Comment by Kiho Park (kihopark) on The Geometry of Feelings and Nonsense in Large Language Models · 2024-10-13T18:36:57.600Z · LW · GW

Thank you for reading our paper and providing such thoughtful feedback! I would like to respond to your points.

First, regarding your plot with the caption ${\ell }_{sadness}\perp ({\ell }_{sadness}-{\ell }_{joy})$, it appears that you are still using “the span of sadness and all emotions” without estimating ${\overline{\ell }}_{joy}$. As a result, there is no information about ${\overline{\ell }}_{joy}$ in the 2D projection plot. When I estimate both ${\overline{\ell }}_{sadness}$ and ${\overline{\ell }}_{joy}$ using your token collections, I find that $\cos ({\overline{\ell }}_{sadness},{\overline{\ell }}_{joy})=0.2246$ and $\cos ({\overline{\ell }}_{sadness},{\overline{\ell }}_{sadness}-{\overline{\ell }}_{joy})=0.6818$.

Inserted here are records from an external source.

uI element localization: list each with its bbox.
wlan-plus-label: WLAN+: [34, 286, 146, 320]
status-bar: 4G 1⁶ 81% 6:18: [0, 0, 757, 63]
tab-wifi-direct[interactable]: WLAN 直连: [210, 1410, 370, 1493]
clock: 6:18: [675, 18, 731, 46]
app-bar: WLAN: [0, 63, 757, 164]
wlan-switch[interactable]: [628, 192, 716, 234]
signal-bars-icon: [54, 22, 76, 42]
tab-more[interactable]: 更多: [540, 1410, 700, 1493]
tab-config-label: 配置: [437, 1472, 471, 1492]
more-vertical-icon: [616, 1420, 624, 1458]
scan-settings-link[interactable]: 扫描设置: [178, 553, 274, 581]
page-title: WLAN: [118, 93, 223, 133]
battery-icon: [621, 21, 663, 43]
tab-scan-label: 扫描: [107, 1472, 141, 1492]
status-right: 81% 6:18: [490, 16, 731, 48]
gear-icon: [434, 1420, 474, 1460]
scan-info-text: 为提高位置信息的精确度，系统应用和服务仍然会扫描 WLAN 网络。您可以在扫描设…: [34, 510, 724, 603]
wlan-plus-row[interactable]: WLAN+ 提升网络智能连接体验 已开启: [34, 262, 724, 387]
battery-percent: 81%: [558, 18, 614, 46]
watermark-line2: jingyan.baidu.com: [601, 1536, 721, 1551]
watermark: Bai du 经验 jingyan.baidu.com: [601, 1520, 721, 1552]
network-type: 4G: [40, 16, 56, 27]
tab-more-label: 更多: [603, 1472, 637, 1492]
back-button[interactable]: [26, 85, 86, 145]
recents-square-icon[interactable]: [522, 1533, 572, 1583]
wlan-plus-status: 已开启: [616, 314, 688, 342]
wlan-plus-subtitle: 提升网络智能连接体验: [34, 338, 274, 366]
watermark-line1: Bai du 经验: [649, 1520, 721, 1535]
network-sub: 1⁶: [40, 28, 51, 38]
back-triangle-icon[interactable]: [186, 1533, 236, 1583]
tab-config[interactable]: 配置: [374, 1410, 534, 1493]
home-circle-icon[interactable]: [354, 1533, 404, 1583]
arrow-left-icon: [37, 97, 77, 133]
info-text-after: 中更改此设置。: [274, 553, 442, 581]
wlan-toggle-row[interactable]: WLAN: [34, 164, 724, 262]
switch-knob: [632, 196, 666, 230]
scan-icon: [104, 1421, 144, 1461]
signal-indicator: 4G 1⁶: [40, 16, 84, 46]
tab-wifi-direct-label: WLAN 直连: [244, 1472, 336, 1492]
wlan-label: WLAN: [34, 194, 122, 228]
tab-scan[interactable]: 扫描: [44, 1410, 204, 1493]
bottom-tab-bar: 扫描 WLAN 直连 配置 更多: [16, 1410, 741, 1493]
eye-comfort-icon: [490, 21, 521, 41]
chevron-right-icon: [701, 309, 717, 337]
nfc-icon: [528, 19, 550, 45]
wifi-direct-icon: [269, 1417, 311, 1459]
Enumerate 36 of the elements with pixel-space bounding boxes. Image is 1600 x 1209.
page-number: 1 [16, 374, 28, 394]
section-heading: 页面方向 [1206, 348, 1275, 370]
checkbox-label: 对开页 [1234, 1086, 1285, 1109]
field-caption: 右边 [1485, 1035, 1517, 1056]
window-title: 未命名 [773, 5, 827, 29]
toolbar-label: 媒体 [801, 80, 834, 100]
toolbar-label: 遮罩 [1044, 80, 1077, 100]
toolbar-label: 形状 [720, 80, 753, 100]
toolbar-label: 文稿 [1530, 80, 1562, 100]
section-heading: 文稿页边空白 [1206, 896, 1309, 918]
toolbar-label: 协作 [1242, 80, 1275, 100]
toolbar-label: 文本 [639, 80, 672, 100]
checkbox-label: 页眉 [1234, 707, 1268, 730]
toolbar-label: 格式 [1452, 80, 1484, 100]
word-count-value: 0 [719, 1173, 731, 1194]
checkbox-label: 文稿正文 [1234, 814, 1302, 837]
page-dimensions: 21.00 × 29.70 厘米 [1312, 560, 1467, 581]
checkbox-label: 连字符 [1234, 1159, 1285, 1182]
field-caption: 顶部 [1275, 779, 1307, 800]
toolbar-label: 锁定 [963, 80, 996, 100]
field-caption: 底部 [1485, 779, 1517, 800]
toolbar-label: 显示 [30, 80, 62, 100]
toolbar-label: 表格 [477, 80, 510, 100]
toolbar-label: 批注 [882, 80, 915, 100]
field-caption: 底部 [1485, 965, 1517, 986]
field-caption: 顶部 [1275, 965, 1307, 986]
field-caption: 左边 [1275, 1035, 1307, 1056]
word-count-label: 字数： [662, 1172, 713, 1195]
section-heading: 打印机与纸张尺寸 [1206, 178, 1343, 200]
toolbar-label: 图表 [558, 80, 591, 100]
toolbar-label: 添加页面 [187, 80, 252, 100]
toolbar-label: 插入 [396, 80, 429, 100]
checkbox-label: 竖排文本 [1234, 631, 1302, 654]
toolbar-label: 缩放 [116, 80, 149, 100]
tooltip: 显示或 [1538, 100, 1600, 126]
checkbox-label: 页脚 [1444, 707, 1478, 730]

Second, I agree that our original experiments lacked sufficient baselines. In response, we have uploaded version 2 of the arXiv preprint, which now includes a comprehensive set of baselines.

As you mentioned, vectors in high-dimensional spaces are orthogonal with high probability, assuming they are sampled from a normal distribution with isotropic covariance. This raises the question of whether our orthogonality results arise purely from high-dimensional properties.

In Figure 5, when using random parents (orange), the cosine similarities between child-parent and parent vectors are not zero. This indicates that the orthogonality of the original vectors (blue) is not simply a consequence of high-dimensional space.

Additionally, we introduced another baseline using randomly shuffled unembeddings. Shuffling the unembeddings is equivalent to using random concepts with the same set inclusion. For example, a child collection might now have {dog, sandwich, running} and a parent might have {dog, sandwich, running, France, scientist, diamond}. Interestingly, set inclusion still yields orthogonality (green), as shown in the left panel of Figure 5 (see Appendix G for further explanation). While it is possible to define hierarchy by set inclusion, this is not our focus. Instead, we are interested in whether semantic hierarchy produces orthogonality.

To test this, we disrupted set inclusion by splitting the training data when estimating the vector representation for each feature. In this case, the shuffled baseline no longer produced orthogonality, whereas the original unembeddings maintained orthogonality. This result suggests that the orthogonality of the original vectors is not merely a product of set inclusion or high-dimensional space effects.

Lastly, with regard to the simplex, our contribution lies in defining vector representations with a notion of magnitude, which naturally leads to polytope representations for categorical concepts. In theory, the 3D projection plot should show that the token unembeddings for each category are concentrated at the vertices, as demonstrated in Corollary 10. However, in practice, the projections of tokens are slightly dispersed, as shown in Figure 6.